Heterogeneous Multisource Transfer Learning via Model Averaging for Positive-Unlabeled Data
Jialei Liu, Jun Liao, Kuangnan Fang
TL;DR
The paper tackles positive-unlabeled (PU) learning under privacy constraints by leveraging information from multiple heterogeneous source domains. It introduces TLMA-PU, a framework that fits domain-specific logistic regression models for fully labeled, semi-supervised, and PU sources and then transfers knowledge through a weighted average of parameters, with weights optimized by cross-validated KL-divergence criteria. The authors establish asymptotic weight optimality under misspecification, and weight convergence when the target model is correctly specified, including extensions to high-dimensional sparse settings. Empirical results from simulations and a real credit-risk dataset show that TLMA-PU improves predictive accuracy and robustness, especially with limited labeled target data and diverse data sources. The approach preserves privacy by sharing only parameter vectors and offers a principled, theoretically grounded solution for cross-domain PU learning in practical risk-control tasks.
Abstract
Positive-Unlabeled (PU) learning presents unique challenges due to the lack of explicitly labeled negative samples, particularly in high-stakes domains such as fraud detection and medical diagnosis. To address data scarcity and privacy constraints, we propose a novel transfer learning with model averaging framework that integrates information from heterogeneous data sources - including fully binary labeled, semi-supervised, and PU data sets - without direct data sharing.
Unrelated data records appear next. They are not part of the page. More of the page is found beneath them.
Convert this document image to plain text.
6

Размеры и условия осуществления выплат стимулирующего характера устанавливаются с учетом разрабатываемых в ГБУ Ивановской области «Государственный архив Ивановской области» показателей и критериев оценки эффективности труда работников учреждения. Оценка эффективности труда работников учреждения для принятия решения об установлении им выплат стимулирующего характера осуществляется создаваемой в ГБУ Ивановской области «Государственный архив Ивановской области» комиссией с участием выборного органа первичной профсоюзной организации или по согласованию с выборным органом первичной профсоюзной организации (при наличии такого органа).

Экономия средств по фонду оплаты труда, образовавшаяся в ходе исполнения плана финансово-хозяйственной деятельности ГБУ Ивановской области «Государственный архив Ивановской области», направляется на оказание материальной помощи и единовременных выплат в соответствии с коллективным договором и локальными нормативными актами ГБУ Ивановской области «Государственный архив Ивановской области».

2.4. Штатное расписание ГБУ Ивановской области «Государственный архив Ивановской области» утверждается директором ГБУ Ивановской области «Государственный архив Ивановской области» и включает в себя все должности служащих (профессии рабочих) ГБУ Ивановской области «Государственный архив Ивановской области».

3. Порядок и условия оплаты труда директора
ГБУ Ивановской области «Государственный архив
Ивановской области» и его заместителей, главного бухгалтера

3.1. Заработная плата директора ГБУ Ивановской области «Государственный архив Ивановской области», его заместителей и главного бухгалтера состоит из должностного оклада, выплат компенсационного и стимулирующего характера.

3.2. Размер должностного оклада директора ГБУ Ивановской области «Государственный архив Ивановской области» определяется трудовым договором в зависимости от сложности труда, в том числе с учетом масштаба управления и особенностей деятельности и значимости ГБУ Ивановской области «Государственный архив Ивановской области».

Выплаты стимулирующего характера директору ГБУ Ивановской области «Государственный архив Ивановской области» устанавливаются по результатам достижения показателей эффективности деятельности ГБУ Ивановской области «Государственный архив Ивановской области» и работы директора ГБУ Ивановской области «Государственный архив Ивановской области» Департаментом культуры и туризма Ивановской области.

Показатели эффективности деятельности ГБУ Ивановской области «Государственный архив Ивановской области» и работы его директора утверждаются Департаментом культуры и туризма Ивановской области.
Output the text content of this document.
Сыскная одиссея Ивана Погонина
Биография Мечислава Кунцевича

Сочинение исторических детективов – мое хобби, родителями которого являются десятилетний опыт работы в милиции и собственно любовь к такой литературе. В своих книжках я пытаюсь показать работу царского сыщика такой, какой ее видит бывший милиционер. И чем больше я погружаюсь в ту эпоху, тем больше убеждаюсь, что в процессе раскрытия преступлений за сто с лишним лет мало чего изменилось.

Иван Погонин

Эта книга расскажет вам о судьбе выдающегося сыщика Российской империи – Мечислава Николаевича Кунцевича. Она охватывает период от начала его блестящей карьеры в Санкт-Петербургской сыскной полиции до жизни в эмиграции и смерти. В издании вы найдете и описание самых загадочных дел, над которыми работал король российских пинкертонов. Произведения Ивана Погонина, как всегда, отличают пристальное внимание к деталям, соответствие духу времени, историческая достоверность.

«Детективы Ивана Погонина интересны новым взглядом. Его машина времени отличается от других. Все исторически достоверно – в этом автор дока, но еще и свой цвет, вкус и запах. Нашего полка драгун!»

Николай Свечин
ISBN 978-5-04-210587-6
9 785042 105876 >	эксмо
For each source domain type, a tailored logistic regression model is conducted, and knowledge is transferred to the PU target domain through model averaging. Optimal weights for combining source models are determined via a cross-validation criterion that minimizes the Kullback-Leibler divergence. We establish theoretical guarantees for weight optimality and convergence, covering both misspecified and correctly specified target models, with further extensions to high-dimensional settings using sparsity-penalized estimators. Extensive simulations and real-world credit risk data analyses demonstrate that our method outperforms other comparative methods in terms of predictive accuracy and robustness, especially under limited labeled data and heterogeneous environments.